Monday 1 November 2010

Control orders row goes public

The consequence of the government delaying its counter-terrorism review until December is that the Whitehall row - which has been kept remarkably low profile over the last couple of months - will now be played out very much in public. This weekend's coverage suggests that this must now increase the prospects of the Coalition reversing its control orders u-turn before completing it, a prospect which still seemed odds against when it was mooted on Next Left on Saturday.

Andrew Rawnsley's Observer column on Sunday anatomising the tensions inside the Coalition, in blowing the argument out into the public domain, has also changed the terms of the debate. With MI5 lobbying privately and publicly to keep control orders, Rawnsley reported that ex-DPP Ken MacDonald believes he would have to write a dissenting report to the review he is nominally chairing. This has provided one of the most important barriers to the proposed u-turn, presenting what David Cameron has apparently called the prospect of "a fucking car crash" on the issue.


The review has gone to ministers with the recommendation that control orders should be retained. It proposes that detention without charge should be reduced to 14 days, but with an option for suspects to be put on a further 14 days of "very restricted bail", which would introduce the control order concept into another part of the law.


Reaction to the column also produced Chris Huhne's first post-election statement on the issue, restating his objections to fundamental features of the control orders regime. As we have seen before, there were never any shades of grey in Huhne's pre-election challenges to both Labour and the Conservatives on control orders.

A Guardian editorial today says the case for control orders is considerably weaker now than five years ago, with prosecution now easier for a wider range of terrorist offences. The newspapers argues that making intercept evidence admissable in court would make the abolition of control orders possible and right.

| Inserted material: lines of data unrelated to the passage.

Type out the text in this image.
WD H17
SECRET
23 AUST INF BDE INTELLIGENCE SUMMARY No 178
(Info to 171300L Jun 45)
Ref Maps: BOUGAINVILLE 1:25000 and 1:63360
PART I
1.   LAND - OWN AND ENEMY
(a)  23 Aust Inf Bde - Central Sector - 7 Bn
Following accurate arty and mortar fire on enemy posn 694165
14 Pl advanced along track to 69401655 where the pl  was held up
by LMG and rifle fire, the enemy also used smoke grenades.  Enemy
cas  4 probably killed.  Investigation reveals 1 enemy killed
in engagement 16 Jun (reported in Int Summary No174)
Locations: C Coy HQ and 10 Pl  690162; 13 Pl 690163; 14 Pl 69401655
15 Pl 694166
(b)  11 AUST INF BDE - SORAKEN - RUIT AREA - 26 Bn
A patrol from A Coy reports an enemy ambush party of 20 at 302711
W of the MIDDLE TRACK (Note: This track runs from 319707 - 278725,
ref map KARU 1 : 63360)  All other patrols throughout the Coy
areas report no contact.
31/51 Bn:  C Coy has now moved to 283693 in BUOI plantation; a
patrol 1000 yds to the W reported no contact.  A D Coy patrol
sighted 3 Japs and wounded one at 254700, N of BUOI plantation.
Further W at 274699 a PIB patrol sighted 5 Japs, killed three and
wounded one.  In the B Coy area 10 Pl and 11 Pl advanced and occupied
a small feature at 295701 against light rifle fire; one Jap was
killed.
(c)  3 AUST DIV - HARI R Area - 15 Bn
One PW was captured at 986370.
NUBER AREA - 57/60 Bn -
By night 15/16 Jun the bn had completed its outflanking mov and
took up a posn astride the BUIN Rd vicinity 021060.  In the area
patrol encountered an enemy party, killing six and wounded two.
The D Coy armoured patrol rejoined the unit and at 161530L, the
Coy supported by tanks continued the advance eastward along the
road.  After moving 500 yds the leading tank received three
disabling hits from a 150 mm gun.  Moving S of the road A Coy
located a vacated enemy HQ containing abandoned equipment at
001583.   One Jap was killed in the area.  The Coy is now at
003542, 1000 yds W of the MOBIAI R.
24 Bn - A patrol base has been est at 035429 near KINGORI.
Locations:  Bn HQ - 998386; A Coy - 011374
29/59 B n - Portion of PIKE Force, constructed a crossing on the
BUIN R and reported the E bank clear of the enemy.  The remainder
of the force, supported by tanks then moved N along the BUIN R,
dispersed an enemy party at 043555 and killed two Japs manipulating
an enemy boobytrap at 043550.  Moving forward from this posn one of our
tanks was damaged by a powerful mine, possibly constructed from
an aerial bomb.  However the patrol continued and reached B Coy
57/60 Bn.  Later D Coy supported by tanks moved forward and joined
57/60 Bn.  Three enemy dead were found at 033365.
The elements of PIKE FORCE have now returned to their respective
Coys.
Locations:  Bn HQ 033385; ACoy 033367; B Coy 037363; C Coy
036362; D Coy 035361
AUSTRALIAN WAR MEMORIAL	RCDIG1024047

It matters too that Conservatives and the right are divided on the issue. For some the issue is best framed as one of security versus liberty. This leads Ben Brogan to warn about the dangers of a judicial jihad of liberal lawyers against the security services, echoed by ConservativeHome's Tim Montgomerie in his own summary of the argument.

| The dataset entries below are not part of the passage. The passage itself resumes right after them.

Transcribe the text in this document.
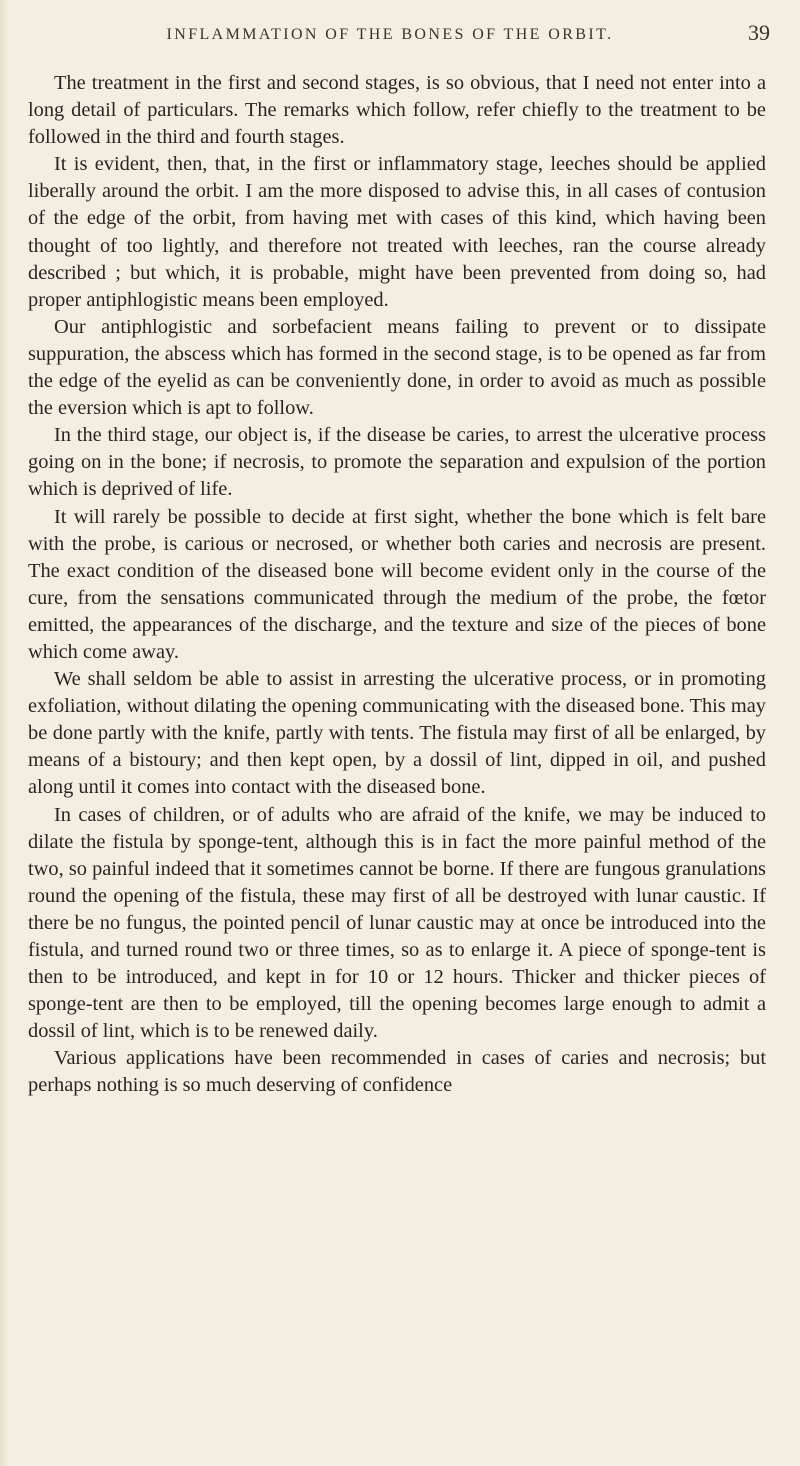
INFLAMMATION OF THE BONES OF THE ORBIT.	39

The treatment in the first and second stages, is so obvious, that I need not enter into a long detail of particulars. The remarks which follow, refer chiefly to the treatment to be followed in the third and fourth stages.

It is evident, then, that, in the first or inflammatory stage, leeches should be applied liberally around the orbit. I am the more disposed to advise this, in all cases of contusion of the edge of the orbit, from having met with cases of this kind, which having been thought of too lightly, and therefore not treated with leeches, ran the course already described ; but which, it is probable, might have been prevented from doing so, had proper antiphlogistic means been employed.

Our antiphlogistic and sorbefacient means failing to prevent or to dissipate suppuration, the abscess which has formed in the second stage, is to be opened as far from the edge of the eyelid as can be conveniently done, in order to avoid as much as possible the eversion which is apt to follow.

In the third stage, our object is, if the disease be caries, to arrest the ulcerative process going on in the bone; if necrosis, to promote the separation and expulsion of the portion which is deprived of life.

It will rarely be possible to decide at first sight, whether the bone which is felt bare with the probe, is carious or necrosed, or whether both caries and necrosis are present. The exact condition of the diseased bone will become evident only in the course of the cure, from the sensations communicated through the medium of the probe, the fœtor emitted, the appearances of the discharge, and the texture and size of the pieces of bone which come away.

We shall seldom be able to assist in arresting the ulcerative process, or in promoting exfoliation, without dilating the opening communicating with the diseased bone. This may be done partly with the knife, partly with tents. The fistula may first of all be enlarged, by means of a bistoury; and then kept open, by a dossil of lint, dipped in oil, and pushed along until it comes into contact with the diseased bone.

In cases of children, or of adults who are afraid of the knife, we may be induced to dilate the fistula by sponge-tent, although this is in fact the more painful method of the two, so painful indeed that it sometimes cannot be borne. If there are fungous granulations round the opening of the fistula, these may first of all be destroyed with lunar caustic. If there be no fungus, the pointed pencil of lunar caustic may at once be introduced into the fistula, and turned round two or three times, so as to enlarge it. A piece of sponge-tent is then to be introduced, and kept in for 10 or 12 hours. Thicker and thicker pieces of sponge-tent are then to be employed, till the opening becomes large enough to admit a dossil of lint, which is to be renewed daily.

Various applications have been recommended in cases of caries and necrosis; but perhaps nothing is so much deserving of confidence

But there are also significant voices on the right who do not believe that having an effective anti-terrorist strategy should be incompatible either with having the security services operate within the rule of law, or maintaining the core principles of the judicial system. David Davis continues to regard the scrapping of control orders as a significant test of the Coalition.

James Forsyth of the Spectator believes that those LibDems seeking to scrap control orders are likely to prevail if they were to hold their line (though it may prove possible too that something like them might return in a different guise as part of a compromise). They would now have the support of the Labour frontbench too. The outcome may also depend on how many Conservatives, on the backbench and frontbenches, who spoke out on the issue in opposition continue to do so now.